BELFAST, Northern Ireland ─ British Conservative leader David Cameron visited Northern Ireland Tuesday, but people here are scratching their heads and asking, why did he bother?
With the United Kingdom's general election two days away, what good reason could a British party leader have for wasting most of the day crossing the Irish sea — on a flight delayed by volcanic ash — to address a small gathering in a County Down hotel? Northern Ireland is a semi-detached part of the U.K., with elections usually a head count for sectarian candidates for home-grown parties, representing unionist (Protestant) or nationalist (Catholic) voters.
Cameron ostensibly came because the Conservatives are affiliated with the minuscule Ulster Unionist Party, which according to a poll in the Belfast Telegraph on Tuesday has only an outside chance of taking one of Northern Ireland’s 18 seats in Thursday’s poll. But the real reason for his visit was to indirectly woo Northern Ireland’s largest party, the Democratic Unionist Party (DUP), with which Cameron has no links, but which is likely to win 10 or 11 seats. In the event of a hung parliament at Westminster, this grouping could be crucial in giving him the support to form a government.
|Election posters adorn a lightpole in Belfast, Northern Ireland.|
A Conservative-DUP alliance was put at risk when Cameron told a BBC interviewer in April that he would cut back the bloated bureaucracy in Northern Ireland (and northeast England). The statement caused anger in Northern Ireland and Cameron visited in part to undo the damage.
“There is no way Northern Ireland will be singled out over and above any other part of the U.K.,” Cameron promised his supporters at the La Mon Hotel. “We will continue to fund Northern Ireland according to its needs, and we will tackle the deficit while protecting the essential frontline public services that we all rely on.”
Voters are by and large skeptical. Despite their sectarian differences, all the Northern Ireland parties have a common program: to oppose the huge public spending cuts that will be inevitable when any new British government tackles a budget deficit that could exceed 200 billion pounds ($303 billion) this year. But by coming to Northern Ireland, Cameron scored a point over his main rivals, Prime Minister Gordon Brown of the Labour Party and Liberal Democrat leader Nick Clegg.
“We are showing that we are the party of the union, the party of Northern Ireland, Wales, Scotland and England — with candidates standing in every part of the United Kingdom,” Cameron said. “Nobody else can say that. Not Labour. Not the Liberal Democrats.”
The main party leaders in Northern Ireland will win reelection, according to veteran election observer Dan Keenan of the Irish Times.

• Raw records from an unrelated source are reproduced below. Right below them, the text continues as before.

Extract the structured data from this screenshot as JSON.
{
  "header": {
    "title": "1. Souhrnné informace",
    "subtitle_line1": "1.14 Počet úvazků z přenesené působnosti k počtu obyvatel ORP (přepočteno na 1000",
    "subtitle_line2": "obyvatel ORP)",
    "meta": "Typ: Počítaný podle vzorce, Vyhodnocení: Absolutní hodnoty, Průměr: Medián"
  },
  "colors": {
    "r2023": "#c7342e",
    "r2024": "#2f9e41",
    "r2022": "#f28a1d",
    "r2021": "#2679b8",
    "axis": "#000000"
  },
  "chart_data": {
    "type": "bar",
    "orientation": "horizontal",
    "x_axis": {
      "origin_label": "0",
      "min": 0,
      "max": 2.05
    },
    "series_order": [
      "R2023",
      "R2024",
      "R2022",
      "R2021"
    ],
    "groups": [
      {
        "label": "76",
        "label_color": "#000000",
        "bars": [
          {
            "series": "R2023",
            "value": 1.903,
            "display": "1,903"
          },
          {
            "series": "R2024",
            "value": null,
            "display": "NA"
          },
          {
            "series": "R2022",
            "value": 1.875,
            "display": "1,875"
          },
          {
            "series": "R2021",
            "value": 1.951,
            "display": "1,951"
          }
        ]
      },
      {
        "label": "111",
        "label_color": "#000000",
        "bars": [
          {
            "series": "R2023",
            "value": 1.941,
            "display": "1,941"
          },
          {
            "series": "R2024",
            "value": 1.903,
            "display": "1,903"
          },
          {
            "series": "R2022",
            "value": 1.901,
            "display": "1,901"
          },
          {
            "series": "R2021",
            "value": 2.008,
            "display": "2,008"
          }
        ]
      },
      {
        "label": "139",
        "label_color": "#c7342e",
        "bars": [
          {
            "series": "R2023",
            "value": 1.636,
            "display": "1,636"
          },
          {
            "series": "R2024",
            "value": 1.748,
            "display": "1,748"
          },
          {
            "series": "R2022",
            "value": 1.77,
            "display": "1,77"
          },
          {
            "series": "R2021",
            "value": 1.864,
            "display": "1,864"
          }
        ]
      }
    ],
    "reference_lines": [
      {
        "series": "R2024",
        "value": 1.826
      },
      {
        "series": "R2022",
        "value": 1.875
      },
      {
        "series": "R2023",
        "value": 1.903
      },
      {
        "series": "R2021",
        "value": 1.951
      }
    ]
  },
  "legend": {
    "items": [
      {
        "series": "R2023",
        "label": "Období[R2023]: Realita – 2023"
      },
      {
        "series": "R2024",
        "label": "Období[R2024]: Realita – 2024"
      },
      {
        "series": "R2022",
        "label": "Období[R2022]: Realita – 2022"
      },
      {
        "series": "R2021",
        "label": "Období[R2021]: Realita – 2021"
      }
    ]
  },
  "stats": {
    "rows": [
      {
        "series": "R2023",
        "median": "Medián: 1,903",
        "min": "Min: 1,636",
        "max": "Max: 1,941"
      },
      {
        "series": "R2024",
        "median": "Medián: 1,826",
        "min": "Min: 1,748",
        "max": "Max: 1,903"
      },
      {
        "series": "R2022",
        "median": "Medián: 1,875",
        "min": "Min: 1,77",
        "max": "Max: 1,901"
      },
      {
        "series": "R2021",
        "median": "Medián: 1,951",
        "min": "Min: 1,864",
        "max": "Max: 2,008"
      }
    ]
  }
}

“You can put your shirt on Gerry Adams getting re-elected in West Belfast,” he said, referring to the leader of the main nationalist party, Sinn Fein. Peter Robinson should also hold on to his East Belfast seat, “though he is out knocking doors for the first time in recent elections.”
Robinson, leader of the DUP, could normally expect a big majority but he was severely embarrassed in January when it emerged his wife Iris, a born-again Christian, had an affair with a 19-year-old man, and police are now investigating her financial affairs. She is currently in London for psychiatric treatment, while her husband has been shoring up his political credibility at home.
A Belfast Telegraph poll indicated that the DUP would get 26 percent of the vote and Sinn Fein 25 percent, similar to recent elections. Indeed, before Cameron arrived the general election here was dull and boring, which is good news for those who remember when polls meant bombs and street violence.
The police are still wary of attacks from dissident republicans on polling day. Deputy Chief Constable Judith Gillespie said, “From February of last year the threat has been raised to the level of severe, and from February of this year that threat has worsened.” Earlier this month dissidents exploded a car bomb outside a British Army base in Holywood, County Down where MI5 (the counter-intelligence and security service) has its headquarters.
Previous elections have been overshadowed by the question of whether Northern Ireland’s future lay with the U.K. or the Irish Republic, but that has been settled, for now, with the establishment of an elected assembly at Stormont where nationalist and unionist parties share power. The next assembly elections are in May 2011. That election, as far as most Northern Ireland parties are concerned, is when the real action will be.